Motherlines
very high but they threw off such intense heat that Alldera felt her lashes and brows curling. Looking back, she saw what it was they were dragging: the carcass of a horse, split open down the belly and spread wide to suffocate the fire with its moisture and weight. Along the path the carcass made, women on foot rushed in again with blankets.
    The smoke gradually thinned, the fire’s roar diminished to a spiteful crackling. Confined within charred boundaries, beaten back from all sides, the flames shrank and spat.
    Alldera’s horse staggered. She turned over her drag rope to another rider and went off slowly with a load of scorched bedding that needed soaking again.
    On her way back with the heavy blankets she saw Nenisi trying to mount a fresh horse, a sidling, rearing mare bridled only with a rope. Alldera hesitated: it was, she knew, something of an insult to help a woman with her horse. But the black woman seemed to be having trouble. Something was wrong with the saddle, and she wound the bridle rope around her wrist to secure it so that she could use both hands on the girth.
    The horse shied and leaped, pulling the woman off her feet, and it tore away over the blackened ground dragging her under its battering hooves.

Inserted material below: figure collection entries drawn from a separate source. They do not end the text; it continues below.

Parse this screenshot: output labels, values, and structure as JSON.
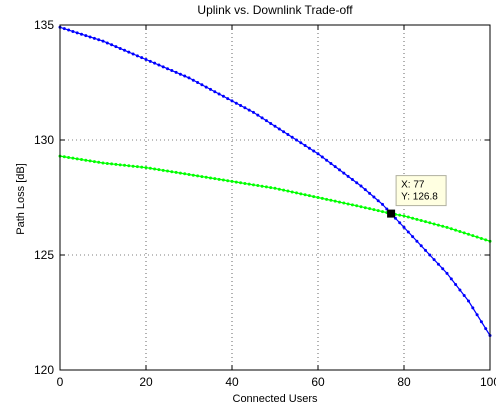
{
  "chart_data": {
    "type": "line",
    "title": "Uplink vs. Downlink Trade-off",
    "xlabel": "Connected Users",
    "ylabel": "Path Loss [dB]",
    "xlim": [
      0,
      100
    ],
    "ylim": [
      120,
      135
    ],
    "x_ticks": [
      "0",
      "20",
      "40",
      "60",
      "80",
      "100"
    ],
    "y_ticks": [
      "120",
      "125",
      "130",
      "135"
    ],
    "grid": true,
    "series": [
      {
        "color": "#0000ff",
        "marker": "dot",
        "x": [
          0,
          5,
          10,
          15,
          20,
          25,
          30,
          35,
          40,
          45,
          50,
          55,
          60,
          65,
          70,
          75,
          77,
          80,
          85,
          90,
          95,
          100
        ],
        "values": [
          134.9,
          134.6,
          134.3,
          133.9,
          133.5,
          133.1,
          132.7,
          132.2,
          131.7,
          131.2,
          130.6,
          130.0,
          129.4,
          128.7,
          128.0,
          127.2,
          126.8,
          126.2,
          125.2,
          124.2,
          123.0,
          121.5
        ]
      },
      {
        "color": "#00ff00",
        "marker": "dot",
        "x": [
          0,
          10,
          20,
          30,
          40,
          50,
          60,
          70,
          77,
          80,
          90,
          100
        ],
        "values": [
          129.3,
          129.0,
          128.8,
          128.5,
          128.2,
          127.9,
          127.5,
          127.1,
          126.8,
          126.7,
          126.2,
          125.6
        ]
      }
    ],
    "datatip": {
      "x": 77,
      "y": 126.8,
      "line1": "X: 77",
      "line2": "Y: 126.8"
    }
  }
}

    Alldera’s howl of anguish was lost in the cries that went up. The fire beaters hurled themselves at the horse, grabbed at the taut rope and were knocked away. Alldera flung down the blankets and galloped after, sobbing, lashing her mount. Her vision was filled by that dark figure jouncing and twisting at full stretch of the one entangled arm.
    She heard a whining sound and saw an arrow strike the runaway on the neck, slowing its wild career. Someone raced in ahead of her from the side and with the flash of a knife parted the horse from its dragging burden.
    Alldera looked down past the heads of the women standing gathered there. The blackened shape left lying wound in rope was not Nenisi. This was a Calpaper woman, long-limbed like the Conors, dark-skinned and frizzy-haired, made black by soot and now blacker still with char from the burnt stubble over which she had been dragged. The ropes trailing around the sprawled legs were not ropes. They were guts, torn out by the pony’s hooves.
    The raw, ugly underside of things again. It could have been Nenisi; she had imagined this corpse was Nenisi, she had nearly burst with terror for Nenisi. Now she burned with resentment, as if her love had been offered all along to a false image – to matchless Nenisi, revealed today as a hard and bloody-handed slaughterer.
    Alldera brooded on this often in the weeks that followed, tormented by her sense of having been betrayed. Brutality she had known in the Holdfast; in that life she had been cruel herself by necessity. Here she had thought herself free of that necessity, because she had not seen cruelty among the women.
    Now to find brutality in the person she respected most horrified her and made her feel cheated – cheated of the free, clean life she thought she had found.
    She had wanted the women to be perfect, and they were not.
     
    She watched Nenisi take chewed food from her own mouth and poke it between the child’s lips. Almost too large to carry now for any length of time, the child still nursed but had begun to accept solids. It had been Alldera’s own head against that dark, smooth breast once – in her healing sleep when the women had fed her and through her fed her unborn baby. The thought gave her feelings too complicated to unravel, sweet and sour at the same time like everything here.
    She studied Nenisi’s face, freshly scarred pink over the brow. One of the new ransom horses had snapped at her and broken the skin of her forehead as she jerked back out of the way. Alldera’s resentment had faded. Looking at Nenisi, hearing her speak, was what Alldera stayed for these days.
    Barvaran was saying something about the next Gather, and spoke Alldera’s name.